My aim is to write efficient cross-platform code that can handle long strings efficiently. My question is, what happens during the implicit construction? Are there any guarantees that the string will not be copied? It strikes me that, because everything is const, copying is not necessary—a thin STL wrapper around the existing pointer is all that's needed—but I'm not sure how compiler- and platform-dependent I should expect that behavior to be. Would it be safer to always explicitly write two versions of the function, one for const std::string & and one for const char *?

3

There are 3 best solutions below

1
On BEST ANSWER

It strikes me that, because everything is const, copying is not necessary—a thin STL wrapper around the existing pointer is all that's needed

I don't think this assumption is correct. Just because you have a pointer to const, it does not imply that the underlying value cannot change. It only implies that the value cannot be changed through that pointer. The pointer could be pointing to non-const storage which can change at any time.

Because of this, the library must make its own copy (to provide the "correct" string observable behavior). A quick review of libstdc++ shows that it always makes a copy.
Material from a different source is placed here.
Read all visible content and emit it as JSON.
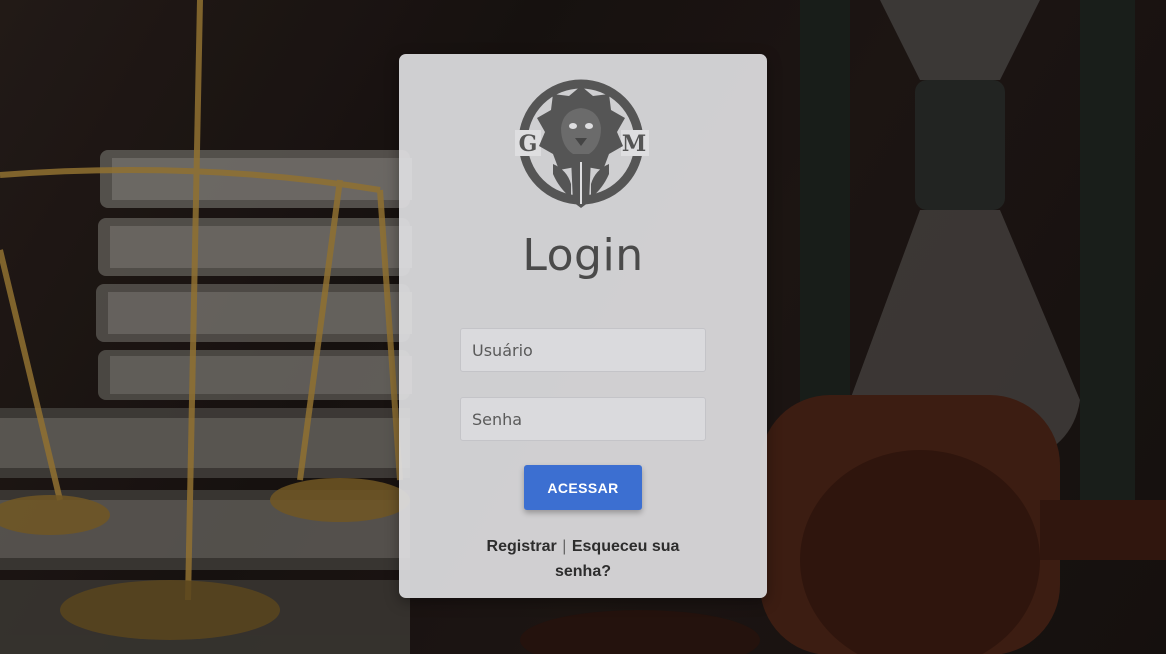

The construction from char* is not inline, so it cannot be optimized away without static linking and LTO.

While extremely trivial statically linked programs might have the copy optimized away with LTO (I wasn't able to reproduce this), I think in general it would be unlikely this optimization could be performed (especially considering the aliasing rules for char*). g++ doesn't even perform this optimization for a string literal.

0
On

If you pass a const char* to something that takes a std::string, reference or not, a string will be constructed. A compiler might even complain if you send it to a reference with a warning that there is an implicit temporary object.

Now this may be optimized by the compiler and also some implementations will not allocate memory for small strings. The compiler might also internally optimize it to use a C++17 string_view. It essentially depends on what you will do to the string in your code. If you only use constant member functions, a clever compiler might optimize out.
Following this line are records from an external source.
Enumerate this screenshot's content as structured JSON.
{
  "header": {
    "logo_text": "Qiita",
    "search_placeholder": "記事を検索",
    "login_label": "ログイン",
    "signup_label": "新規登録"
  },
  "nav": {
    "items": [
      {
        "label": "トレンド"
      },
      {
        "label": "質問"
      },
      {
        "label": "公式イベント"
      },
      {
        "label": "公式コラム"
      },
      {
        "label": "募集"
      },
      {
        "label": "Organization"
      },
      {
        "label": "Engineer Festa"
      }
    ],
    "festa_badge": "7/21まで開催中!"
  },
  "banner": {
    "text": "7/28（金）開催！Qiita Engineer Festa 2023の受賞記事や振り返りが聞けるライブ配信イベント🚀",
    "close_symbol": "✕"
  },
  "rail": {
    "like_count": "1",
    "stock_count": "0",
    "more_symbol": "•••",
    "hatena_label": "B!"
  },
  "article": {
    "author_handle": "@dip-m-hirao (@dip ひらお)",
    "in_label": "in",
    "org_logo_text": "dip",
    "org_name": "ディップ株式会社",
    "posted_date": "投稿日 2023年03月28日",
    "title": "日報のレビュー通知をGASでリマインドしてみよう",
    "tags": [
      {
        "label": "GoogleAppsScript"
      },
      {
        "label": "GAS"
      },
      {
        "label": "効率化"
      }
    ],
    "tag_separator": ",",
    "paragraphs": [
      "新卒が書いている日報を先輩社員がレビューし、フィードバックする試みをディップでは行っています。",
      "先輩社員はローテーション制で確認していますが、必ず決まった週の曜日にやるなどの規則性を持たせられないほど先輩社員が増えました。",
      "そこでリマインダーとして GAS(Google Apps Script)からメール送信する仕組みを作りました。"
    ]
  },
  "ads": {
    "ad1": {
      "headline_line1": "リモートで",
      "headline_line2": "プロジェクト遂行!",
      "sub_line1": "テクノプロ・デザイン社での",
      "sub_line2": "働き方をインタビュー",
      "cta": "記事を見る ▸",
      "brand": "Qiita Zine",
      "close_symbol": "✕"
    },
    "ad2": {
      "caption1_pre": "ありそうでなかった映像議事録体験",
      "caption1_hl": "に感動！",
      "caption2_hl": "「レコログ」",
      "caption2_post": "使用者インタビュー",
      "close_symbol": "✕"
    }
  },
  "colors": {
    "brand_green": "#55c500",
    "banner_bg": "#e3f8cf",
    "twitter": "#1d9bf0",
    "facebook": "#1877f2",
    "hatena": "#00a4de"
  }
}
But that is up to the implementation and outside your control. You can use explicitly std::string_view if you want to take over.

0
On

If you don't want copying, then string_view is what you want.

However, with this benefit comes problems. Specifically, you have to ensure that the storage that you pass lasts "long enough".

For string literals, that's no problem. For argv[0], that's almost certainly not a problem. For arbitrary sequences of characters, then you'll need to think about them.

but you can write:

unsigned int LengthOfStringlikeObject(std::string_view sv)
{
    return sv.length();
}

and call it with a string, or a const char *, and it will be fine.